Prosecutors in Georgia launched an investigation into Trump’s efforts to overturn the state's 2020 election results
The NBA will require all teams to play the national anthem after Mavericks owner Mark Cuban said he would stop playing it
Federal authorities are investigating counterfeit N95 masks that have been sold to hospitals, government agencies, and medical facilities in ~5 states
Thought of the Day
Former NFL quarterback Colin Kaepernick on Tuesday disclosed that he has formed a blank-check company seeking to raise $250M in an IPO — Dan Primack, Writer at Axios
To any financial market follower, it is no secret that, with respect to institutional and accredited investors, everyone and their uncle is raising money for a SPAC entity via an IPO process
While we have written about SPACs on multiple occasions, in short, this process typically refers to firms and investors creating a shell company, taking it public (IPO), and using the proceeds to combine with a private company (which is typically referred to as a de-SPAC), thus giving public company status to the target
"SPACs are fulfilling a unique role in M&A and capital markets today. In these markets, SPACs represent a compelling alternative to a traditional IPO or to a private sale” — Morgan Stanley, M&A in 2021: An Accelerating Rebound?
CNBC also put fourth an informative SPAC primer a few months ago:
In 2020, 248 new SPACs raised $82B in the U.S. — more than 5x 2019’s total volume
Due to the immense % of public market volatility coming from SPAC activity, implications aside, many investors and speculators are attempting to predict if this will be a sustainable trend or just a fad
To expand on the mechanical SPAC summary above, the SPAC, after raising money from public markets, typically has only 18 - 24 months to actually acquire a company and fulfill the use of proceeds (buying out a private company)

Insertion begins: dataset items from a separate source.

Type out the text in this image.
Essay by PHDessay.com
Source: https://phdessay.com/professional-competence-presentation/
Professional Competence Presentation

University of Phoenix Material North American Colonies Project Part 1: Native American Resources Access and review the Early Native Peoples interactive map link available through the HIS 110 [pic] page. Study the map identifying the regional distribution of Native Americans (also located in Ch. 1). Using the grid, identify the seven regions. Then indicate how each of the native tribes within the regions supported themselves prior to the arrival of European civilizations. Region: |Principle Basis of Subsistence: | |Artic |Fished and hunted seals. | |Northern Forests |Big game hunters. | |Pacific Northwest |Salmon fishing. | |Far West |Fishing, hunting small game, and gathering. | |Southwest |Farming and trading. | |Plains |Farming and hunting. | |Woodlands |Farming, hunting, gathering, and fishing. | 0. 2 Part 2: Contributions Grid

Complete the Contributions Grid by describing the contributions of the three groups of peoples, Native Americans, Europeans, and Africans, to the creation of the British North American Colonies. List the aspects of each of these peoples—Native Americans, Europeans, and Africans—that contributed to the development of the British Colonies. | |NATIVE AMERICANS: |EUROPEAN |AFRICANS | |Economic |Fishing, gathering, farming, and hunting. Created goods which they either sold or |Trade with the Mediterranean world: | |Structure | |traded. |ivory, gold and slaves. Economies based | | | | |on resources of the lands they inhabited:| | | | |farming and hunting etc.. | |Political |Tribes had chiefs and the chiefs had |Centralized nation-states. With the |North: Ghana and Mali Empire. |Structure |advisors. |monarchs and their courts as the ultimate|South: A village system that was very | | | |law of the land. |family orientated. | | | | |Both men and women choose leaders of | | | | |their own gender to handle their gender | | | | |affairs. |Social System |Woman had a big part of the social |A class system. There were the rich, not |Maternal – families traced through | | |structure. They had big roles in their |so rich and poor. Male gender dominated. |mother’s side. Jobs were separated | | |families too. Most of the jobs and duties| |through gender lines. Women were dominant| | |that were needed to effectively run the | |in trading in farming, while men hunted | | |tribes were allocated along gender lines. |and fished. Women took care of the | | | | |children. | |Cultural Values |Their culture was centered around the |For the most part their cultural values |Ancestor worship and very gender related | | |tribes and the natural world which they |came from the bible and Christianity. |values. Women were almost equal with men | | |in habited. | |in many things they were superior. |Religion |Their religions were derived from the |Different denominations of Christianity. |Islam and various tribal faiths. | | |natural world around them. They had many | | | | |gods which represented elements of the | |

Therefore, it is inevitable that the huge number of SPACs will put colossal pressure on the dwindling number of viable targets
As of early February 2021, approximately 300 SPACs remain in search of acquisition targets — Morgan Stanley, M&A in 2021: An Accelerating Rebound?
The Bottom Lines
When a SPAC makes an investment, given it is usually a 100% stake in the target (unlike most private / public investments) it is even more important to find a solid target given the implied idiosyncratic risk
Therefore, many SPACs will struggle more and more to find credible targets given the aforementioned point in bold
Furthermore, regarding the question of SPAC sustainability in this context, due to the increasingly high likelihood that many won’t be able to find a target to acquire in the 18 - 24 month window, SPACs will likely lose steam as this narrative plays out, in turn, allowing the amount of targets to replenish, in which another rise in SPAC activity will follow subsequently
Financial markets are inherently cyclical!